1. Irish-domiciled ETFs (the MVP)
These are absolute gold for non-UK investors.
Examples:
- Vanguard ETFs domiciled in Ireland
- iShares UCITS ETFs domiciled in Ireland or Luxembourg
Even if:
- They trade on the London Stock Exchange
- They’re priced in GBP
- You hold them with a UK broker
➡️ Not UK-sited ➡️ Outside UK inheritance tax
This is why so many sensible people quietly hold Irish-domiciled funds instead of UK ones.
2. US-listed shares and ETFs
For non-UK residents:
- US shares ≠ UK-sited
- US ETFs ≠ UK-sited
(You may have US estate tax issues instead — that’s a separate horror movie.)
From a UK perspective, HMRC has no claim here.
3. Non-UK property
Australian property, European property, moon bases — not UK-sited.
The “but it’s held in a UK brokerage” myth
This one causes endless confusion.
Holding assets in:
- Hargreaves Lansdown
- Interactive Investor
- AJ Bell
does not automatically make them UK-sited.
The broker location is largely irrelevant. The asset domicile is what matters.
This is how people accidentally do everything right… or everything very wrong.
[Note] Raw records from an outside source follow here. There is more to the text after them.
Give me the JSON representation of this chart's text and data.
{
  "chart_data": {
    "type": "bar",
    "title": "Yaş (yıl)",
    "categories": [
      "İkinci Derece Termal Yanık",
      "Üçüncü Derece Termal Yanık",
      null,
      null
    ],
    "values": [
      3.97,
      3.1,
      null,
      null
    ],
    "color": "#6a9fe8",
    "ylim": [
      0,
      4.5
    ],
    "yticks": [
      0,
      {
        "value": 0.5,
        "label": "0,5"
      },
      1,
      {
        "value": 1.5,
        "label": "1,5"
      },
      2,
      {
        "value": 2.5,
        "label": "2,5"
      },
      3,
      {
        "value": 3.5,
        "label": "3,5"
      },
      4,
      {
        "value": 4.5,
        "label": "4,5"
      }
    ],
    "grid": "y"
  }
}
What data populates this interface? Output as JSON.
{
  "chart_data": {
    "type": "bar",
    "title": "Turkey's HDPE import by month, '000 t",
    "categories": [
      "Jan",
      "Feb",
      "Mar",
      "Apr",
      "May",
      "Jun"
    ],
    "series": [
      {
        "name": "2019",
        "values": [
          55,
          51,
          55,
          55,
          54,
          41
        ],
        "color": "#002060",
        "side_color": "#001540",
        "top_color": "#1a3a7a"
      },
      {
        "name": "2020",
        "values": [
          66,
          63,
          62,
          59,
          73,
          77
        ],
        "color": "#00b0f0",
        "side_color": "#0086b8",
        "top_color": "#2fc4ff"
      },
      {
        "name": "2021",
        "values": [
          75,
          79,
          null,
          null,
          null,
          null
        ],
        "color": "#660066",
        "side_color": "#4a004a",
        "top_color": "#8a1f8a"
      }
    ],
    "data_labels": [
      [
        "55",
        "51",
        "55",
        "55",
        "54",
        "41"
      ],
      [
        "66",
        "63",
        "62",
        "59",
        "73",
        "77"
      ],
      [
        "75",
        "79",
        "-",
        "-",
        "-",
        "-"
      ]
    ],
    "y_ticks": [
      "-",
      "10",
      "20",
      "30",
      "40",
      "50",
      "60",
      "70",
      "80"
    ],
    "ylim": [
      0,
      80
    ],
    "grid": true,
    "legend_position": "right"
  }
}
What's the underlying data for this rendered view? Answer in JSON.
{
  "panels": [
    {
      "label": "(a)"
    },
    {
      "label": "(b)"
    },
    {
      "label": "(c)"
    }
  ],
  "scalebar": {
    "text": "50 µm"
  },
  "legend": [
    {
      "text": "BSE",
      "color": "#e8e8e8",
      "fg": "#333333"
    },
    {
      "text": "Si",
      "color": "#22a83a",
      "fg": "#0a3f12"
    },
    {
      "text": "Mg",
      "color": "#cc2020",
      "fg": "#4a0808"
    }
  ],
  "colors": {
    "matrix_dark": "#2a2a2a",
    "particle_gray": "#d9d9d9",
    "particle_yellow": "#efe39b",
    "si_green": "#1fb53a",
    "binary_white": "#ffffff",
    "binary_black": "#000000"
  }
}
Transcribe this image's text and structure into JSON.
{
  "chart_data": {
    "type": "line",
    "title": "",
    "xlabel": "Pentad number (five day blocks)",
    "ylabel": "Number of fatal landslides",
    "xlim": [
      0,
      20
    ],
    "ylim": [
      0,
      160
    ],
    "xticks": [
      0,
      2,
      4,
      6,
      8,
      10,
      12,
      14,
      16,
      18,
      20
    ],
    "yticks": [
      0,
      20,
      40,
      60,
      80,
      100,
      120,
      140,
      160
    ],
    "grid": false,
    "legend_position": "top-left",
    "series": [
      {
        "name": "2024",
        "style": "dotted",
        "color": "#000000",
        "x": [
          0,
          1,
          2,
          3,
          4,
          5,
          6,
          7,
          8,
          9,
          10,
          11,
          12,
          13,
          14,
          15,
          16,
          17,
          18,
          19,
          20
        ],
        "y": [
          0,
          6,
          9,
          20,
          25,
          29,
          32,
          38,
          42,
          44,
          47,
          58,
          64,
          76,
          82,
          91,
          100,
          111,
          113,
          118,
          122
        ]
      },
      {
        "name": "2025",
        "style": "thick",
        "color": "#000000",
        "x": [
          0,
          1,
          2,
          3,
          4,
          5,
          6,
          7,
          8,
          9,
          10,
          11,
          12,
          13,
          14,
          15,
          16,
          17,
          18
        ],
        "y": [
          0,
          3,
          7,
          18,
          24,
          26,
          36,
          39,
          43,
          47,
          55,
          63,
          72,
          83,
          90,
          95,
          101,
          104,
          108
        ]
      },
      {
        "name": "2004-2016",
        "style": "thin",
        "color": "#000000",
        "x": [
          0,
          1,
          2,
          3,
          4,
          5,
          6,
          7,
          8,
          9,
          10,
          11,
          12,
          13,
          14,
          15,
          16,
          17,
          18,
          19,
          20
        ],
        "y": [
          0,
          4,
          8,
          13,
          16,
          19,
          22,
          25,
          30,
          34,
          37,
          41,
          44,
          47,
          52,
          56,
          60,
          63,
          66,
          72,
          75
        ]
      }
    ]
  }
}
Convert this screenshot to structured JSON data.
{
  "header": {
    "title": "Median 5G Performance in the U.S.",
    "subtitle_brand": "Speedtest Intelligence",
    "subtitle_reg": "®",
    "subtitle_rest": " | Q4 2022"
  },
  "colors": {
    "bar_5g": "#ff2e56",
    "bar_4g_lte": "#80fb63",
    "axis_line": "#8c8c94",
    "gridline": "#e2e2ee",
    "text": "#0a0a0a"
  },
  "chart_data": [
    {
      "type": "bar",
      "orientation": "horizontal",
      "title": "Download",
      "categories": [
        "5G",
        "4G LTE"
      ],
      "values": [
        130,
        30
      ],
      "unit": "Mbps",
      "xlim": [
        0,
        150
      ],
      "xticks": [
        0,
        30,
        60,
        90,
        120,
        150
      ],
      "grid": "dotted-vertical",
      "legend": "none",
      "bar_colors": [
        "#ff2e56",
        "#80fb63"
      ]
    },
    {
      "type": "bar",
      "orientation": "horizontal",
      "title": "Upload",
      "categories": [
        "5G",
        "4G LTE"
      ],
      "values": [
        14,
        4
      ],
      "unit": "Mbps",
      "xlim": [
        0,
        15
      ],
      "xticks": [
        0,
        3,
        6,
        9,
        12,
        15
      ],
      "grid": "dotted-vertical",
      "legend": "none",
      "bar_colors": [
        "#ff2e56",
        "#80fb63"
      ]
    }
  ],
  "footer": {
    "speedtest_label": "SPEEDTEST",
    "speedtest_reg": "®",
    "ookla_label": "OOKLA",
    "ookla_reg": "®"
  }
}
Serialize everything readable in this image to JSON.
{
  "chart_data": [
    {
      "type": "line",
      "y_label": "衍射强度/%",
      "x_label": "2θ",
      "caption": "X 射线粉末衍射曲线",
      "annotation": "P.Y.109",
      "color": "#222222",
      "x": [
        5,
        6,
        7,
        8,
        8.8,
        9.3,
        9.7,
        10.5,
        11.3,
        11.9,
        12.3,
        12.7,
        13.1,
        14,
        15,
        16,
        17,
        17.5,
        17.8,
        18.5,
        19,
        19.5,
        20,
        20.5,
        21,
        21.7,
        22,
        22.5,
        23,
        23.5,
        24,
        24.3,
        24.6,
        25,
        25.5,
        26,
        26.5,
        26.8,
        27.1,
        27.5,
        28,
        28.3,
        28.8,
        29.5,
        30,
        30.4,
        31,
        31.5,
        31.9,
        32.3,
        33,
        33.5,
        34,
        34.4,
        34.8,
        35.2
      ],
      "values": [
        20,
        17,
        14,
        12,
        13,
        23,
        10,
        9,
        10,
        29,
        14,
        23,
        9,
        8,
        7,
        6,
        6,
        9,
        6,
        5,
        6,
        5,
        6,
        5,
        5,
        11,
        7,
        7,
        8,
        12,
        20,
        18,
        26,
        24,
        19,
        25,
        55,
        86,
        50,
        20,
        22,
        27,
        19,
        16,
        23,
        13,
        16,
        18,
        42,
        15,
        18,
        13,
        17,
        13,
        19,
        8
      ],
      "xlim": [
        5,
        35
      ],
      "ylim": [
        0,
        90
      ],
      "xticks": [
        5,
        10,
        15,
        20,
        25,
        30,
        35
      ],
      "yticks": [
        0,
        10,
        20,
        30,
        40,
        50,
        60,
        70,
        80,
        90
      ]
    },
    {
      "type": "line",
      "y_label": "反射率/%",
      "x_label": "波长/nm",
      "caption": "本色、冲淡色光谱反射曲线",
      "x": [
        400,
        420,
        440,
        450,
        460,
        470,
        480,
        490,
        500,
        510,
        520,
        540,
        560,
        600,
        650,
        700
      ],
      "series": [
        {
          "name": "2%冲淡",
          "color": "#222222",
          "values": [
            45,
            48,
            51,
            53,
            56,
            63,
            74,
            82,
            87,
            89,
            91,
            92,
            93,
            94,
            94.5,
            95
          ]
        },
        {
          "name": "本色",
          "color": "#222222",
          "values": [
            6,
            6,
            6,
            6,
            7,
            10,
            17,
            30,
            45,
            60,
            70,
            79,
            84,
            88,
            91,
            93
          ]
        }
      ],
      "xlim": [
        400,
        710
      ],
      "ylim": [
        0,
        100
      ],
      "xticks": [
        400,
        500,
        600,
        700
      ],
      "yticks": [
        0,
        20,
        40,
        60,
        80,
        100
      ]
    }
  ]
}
How people accidentally create a £200k+ tax problem
Here’s a classic scenario:
- You move overseas
- You sensibly invest in ETFs
- You pick a UK-domiciled ETF because it’s familiar
- You forget about it for 20 years
- You die
- HMRC sends a thank-you note to your estate
Boom. 40% tax bill your family didn’t see coming.
How to avoid this completely (legally and boringly)
The fix is wonderfully dull:
✅ Own only non-UK-sited assets
That usually means:
- Irish- or Luxembourg-domiciled ETFs
- US-listed shares
- Non-UK property
- Avoid UK-domiciled funds entirely
Check domicile, not:
- Exchange
- Currency
- Marketing brochure vibes
If the fund factsheet says “Domicile: Ireland” — you’re smiling.
A simple rule of thumb
If you live outside the UK long term:
- ❌ UK-domiciled funds
- ❌ UK company shares
- ❌ UK property you don’t need
- ✅ Irish-domiciled ETFs
- ✅ US or global shares
- ✅ Assets clearly outside the UK tax net
This one decision can save your heirs hundreds of thousands.
Final thoughts
UK inheritance tax is not evil — it’s just extremely polite about not warning you.
No letters. No alerts. No helpful pop-ups saying “by the way, this ETF will nuke your estate”.
So you have to be the boring, spreadsheet-loving adult in the room.
Your future family will thank you. Probably quietly. Possibly with wine.